Meghan Markle seems to see herself as a ‘victim’. Had she called herself a victima in Rome, it would have been a matter of some surprise, since the ancients used that image solely with reference to animals for sacrifice. But our ‘victim’ is used as if one genuinely were as helpless as a victima.
Ancients would have none of that. In place of our ‘victimhood’, they used words like ‘wronged, betrayed, worsted, dishonored, neglected, injured’. Even the classical terms for ‘suffer’ meant at root ‘undergoing/enduring an experience’ of some sort. Ancients, then, were not for relapsing into supine self-pity, but for taking action against the humans who had wronged them. The soap-Oprah interview certainly did that.
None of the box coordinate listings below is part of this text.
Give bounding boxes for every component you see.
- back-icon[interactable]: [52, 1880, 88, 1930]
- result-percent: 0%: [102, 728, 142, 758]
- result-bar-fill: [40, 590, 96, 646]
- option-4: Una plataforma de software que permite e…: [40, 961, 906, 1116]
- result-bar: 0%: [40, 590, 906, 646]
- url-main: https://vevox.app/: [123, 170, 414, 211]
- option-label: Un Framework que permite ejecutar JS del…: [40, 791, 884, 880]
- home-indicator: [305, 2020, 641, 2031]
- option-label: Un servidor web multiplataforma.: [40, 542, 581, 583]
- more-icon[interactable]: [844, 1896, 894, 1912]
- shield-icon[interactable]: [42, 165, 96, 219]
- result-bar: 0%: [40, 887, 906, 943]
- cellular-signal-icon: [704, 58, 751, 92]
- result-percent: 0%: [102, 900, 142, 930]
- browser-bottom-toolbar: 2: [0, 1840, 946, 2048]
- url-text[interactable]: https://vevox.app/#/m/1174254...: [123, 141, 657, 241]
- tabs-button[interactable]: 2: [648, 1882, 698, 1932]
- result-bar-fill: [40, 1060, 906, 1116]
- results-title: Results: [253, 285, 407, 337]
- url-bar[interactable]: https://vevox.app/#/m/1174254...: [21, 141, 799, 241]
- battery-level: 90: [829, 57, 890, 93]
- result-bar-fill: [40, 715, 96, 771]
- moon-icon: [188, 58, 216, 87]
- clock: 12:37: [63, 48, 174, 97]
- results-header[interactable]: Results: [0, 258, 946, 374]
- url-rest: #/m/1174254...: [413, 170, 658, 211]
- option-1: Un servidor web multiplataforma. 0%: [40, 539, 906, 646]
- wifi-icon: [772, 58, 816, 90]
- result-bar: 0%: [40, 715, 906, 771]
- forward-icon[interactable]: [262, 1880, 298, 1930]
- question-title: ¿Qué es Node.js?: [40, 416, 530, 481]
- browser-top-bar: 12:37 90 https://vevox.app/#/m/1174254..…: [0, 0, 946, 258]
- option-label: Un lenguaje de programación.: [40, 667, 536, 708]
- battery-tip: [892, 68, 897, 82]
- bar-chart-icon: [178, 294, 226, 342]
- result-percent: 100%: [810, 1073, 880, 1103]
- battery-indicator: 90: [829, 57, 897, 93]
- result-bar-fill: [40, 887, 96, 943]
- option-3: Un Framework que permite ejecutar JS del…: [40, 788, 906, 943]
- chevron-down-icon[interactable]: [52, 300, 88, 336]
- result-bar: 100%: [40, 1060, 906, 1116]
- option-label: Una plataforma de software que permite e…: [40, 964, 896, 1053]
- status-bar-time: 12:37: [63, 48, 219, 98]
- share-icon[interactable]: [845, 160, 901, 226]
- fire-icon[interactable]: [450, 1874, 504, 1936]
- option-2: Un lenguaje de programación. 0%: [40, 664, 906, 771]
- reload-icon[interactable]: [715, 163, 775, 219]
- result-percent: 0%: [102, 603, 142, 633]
Whence, then, that sense of ‘victimhood’? Ms Markle made it clear that it was down to the palace’s unfeeling treatment of her that led to her mental health problems. Here the Stoic philosopher Epictetus (d. c. AD 135) comes in. He argued that mental problems — e.g. feeling angry, depressed, frightened, disgusted — arose from the way you thought about them. And the way you thought about them was ‘up to you’: your own thoughts were the single thing you had the possibility, and so the responsibility, to control. So he might have analyzed her situation as follows:
‘As an actress, Ms Markle, you live for fame — the more famous you become, the richer, and so the more in control of your future. But you cannot control your future. As my writings make clear, the only things you can control are your opinions, interests, desires, and dislikes; you cannot control your reputation, or make people obey you. Presumably you saw marrying a prince as a means to your desired end. But then it turned out that the palace was in command, royal fame far greater than yours, and you but a bit-part, and under their orders too. Mentally distraught at not being the star, but just casting your starlight on them, you stormed off the set, taking with you the poor besotted Harry. But that decision was “up to you”, i.e. your responsibility. No one, not even you, can be a victim of their own decisions’.